2021 and the retirement industry: What happened?

Recap from a ringside seat in the employee benefits arena.

(Photo: Shutterstock)

This year was not a back-to-normal year after all. True, many of us kept working in 2021, had fun with family and friends — in person — traveled, went back to the office. Then the rollercoaster of pandemic variants began, and with it came that familiar feeling of uncertainty. Through it all, the employer-sponsored retirement industry carried on.

Here’s my month-by-month recap of the retirement industry trends and topics I observed from my ringside seat in the employee benefits/retirement arena.

January: Litigation explodes

Retirement plan litigation exploded as plan participants with more time on their hands during 2020 closely examined their 401(k)s and called their lawyers. Previously, mostly large employers were taken to court, but now smaller ones also faced that risk.

February: DE&I comes to the fore

Company disclosures revealed to investors and the general public the stark lack of people of color in executive positions, on boards, and in certain industries, including financial services. The “S” and the “G” in environmental, social, governance investing began to gain importance.

March: Student loan debt reaches new heights

For many employees, student debt continued to be a concern, hampering retirement saving. Over 44 million Americans across multiple generations owe some form of student debt, and the total is huge: over $1.5 trillion.

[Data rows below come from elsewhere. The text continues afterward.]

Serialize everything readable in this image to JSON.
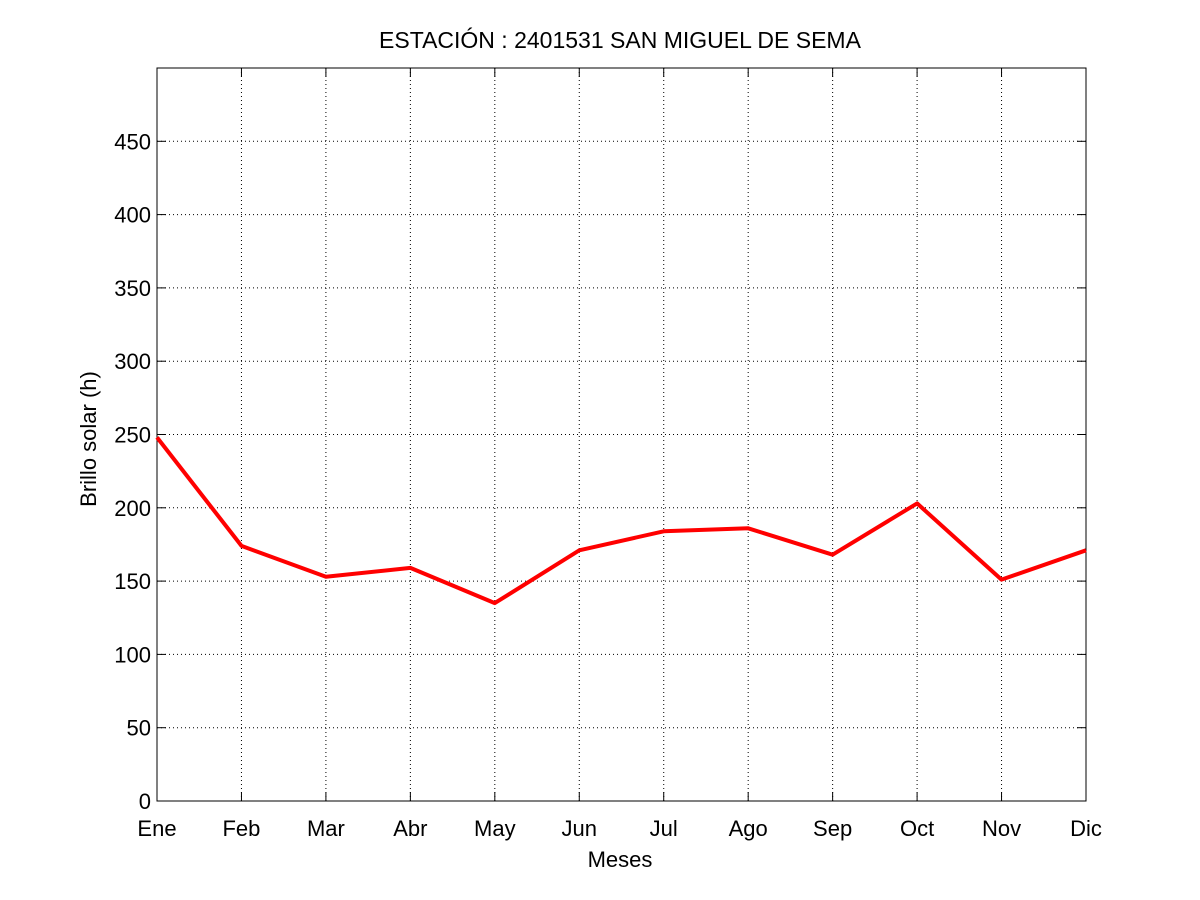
{
  "chart_data": {
    "type": "line",
    "title": "ESTACIÓN :  2401531  SAN MIGUEL DE SEMA",
    "xlabel": "Meses",
    "ylabel": "Brillo solar (h)",
    "categories": [
      "Ene",
      "Feb",
      "Mar",
      "Abr",
      "May",
      "Jun",
      "Jul",
      "Ago",
      "Sep",
      "Oct",
      "Nov",
      "Dic"
    ],
    "series": [
      {
        "values": [
          248,
          174,
          153,
          159,
          135,
          171,
          184,
          186,
          168,
          203,
          151,
          171
        ],
        "color": "#ff0000"
      }
    ],
    "ylim": [
      0,
      500
    ],
    "yticks": [
      0,
      50,
      100,
      150,
      200,
      250,
      300,
      350,
      400,
      450
    ],
    "grid": true
  }
}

Many employers are considering offering student loan debt assistance, but the potential for federal forgiveness initiatives will affect what they decide to do.

April: Cybersecurity becomes a fiduciary duty

The Department of Labor, after a bit of “report shaming” from the General Accountability Office, finally provided some guidelines on cybersecurity for retirement plans.  Advisors, typically not big cybersecurity experts, looked for opportunities to provide value in an industry challenged by fee pressure.

May: State-sponsored retirement plans increase

More states began to offer or prepare to offer retirement plans for employees of small businesses who don’t have access to a retirement plan. Retirement plan providers created new plans to compete, and plan sponsors found the word “PEP” entering their vocabulary.

June: Annuities are demystified

Also thanks to the SECURE Act of 2019, which opened the way for guaranteed income sources in 401(k)s, annuities became less of a mystery and more of a possibility.

July: Recordkeeper M&As roll along

In the latest iteration of recordkeepers consolidating, one of the big recordkeepers, Empower Retirement, announced it was acquiring Prudential’s retirement business. Meanwhile, Congress looked back with satisfaction on a flurry of retirement bills proposed during the past couple of months.

August: Social Security COLA speculation

Interest in Social Security and the activities of big-name insurance/benefits industry companies was keen among our readers, as advisors and others tried to predict how large the 2022 Social Security cost-of-living adjustment (COLA) might be. (Spoiler alert: It was BIG.)

September: Employee benefits/retirement industry convergence

We saw an increasing number of M&As between employee benefits/insurance companies and retirement advisory firms. This is a trend to keep watching.

October: “Silver tsunami” continues

The Federal Reserve said an “early retirement boom” has come, as older workers, flush with increased home and investment values, leave the workforce. Hot on the heels of that trend, the idea of guaranteed income in retirement plans gains traction.

November: Dwindling fees

Advisory firms are continuing to be swallowed up by larger firms and insurance companies. Recordkeepers continue to consolidate — five companies now have a large share of the 401(k) plan market. Some have begun to wonder if new plan participant offerings are advisors’ solution to dwindling fees.

December: A “pause” extended, a rule commented on

The DOL ESG rule continued to make the news as the comment-reading phase began. And all the people dealing with student loan debt probably breathed a collective sigh of relief as President Biden extended the “pause” on federal student loan repayment.

So what’s ahead for 2022? We’ll have some expert thought on that soon. But, as they say in that teeny tiny print of investment disclosures, “Please remember that past performance may not be indicative of future results.”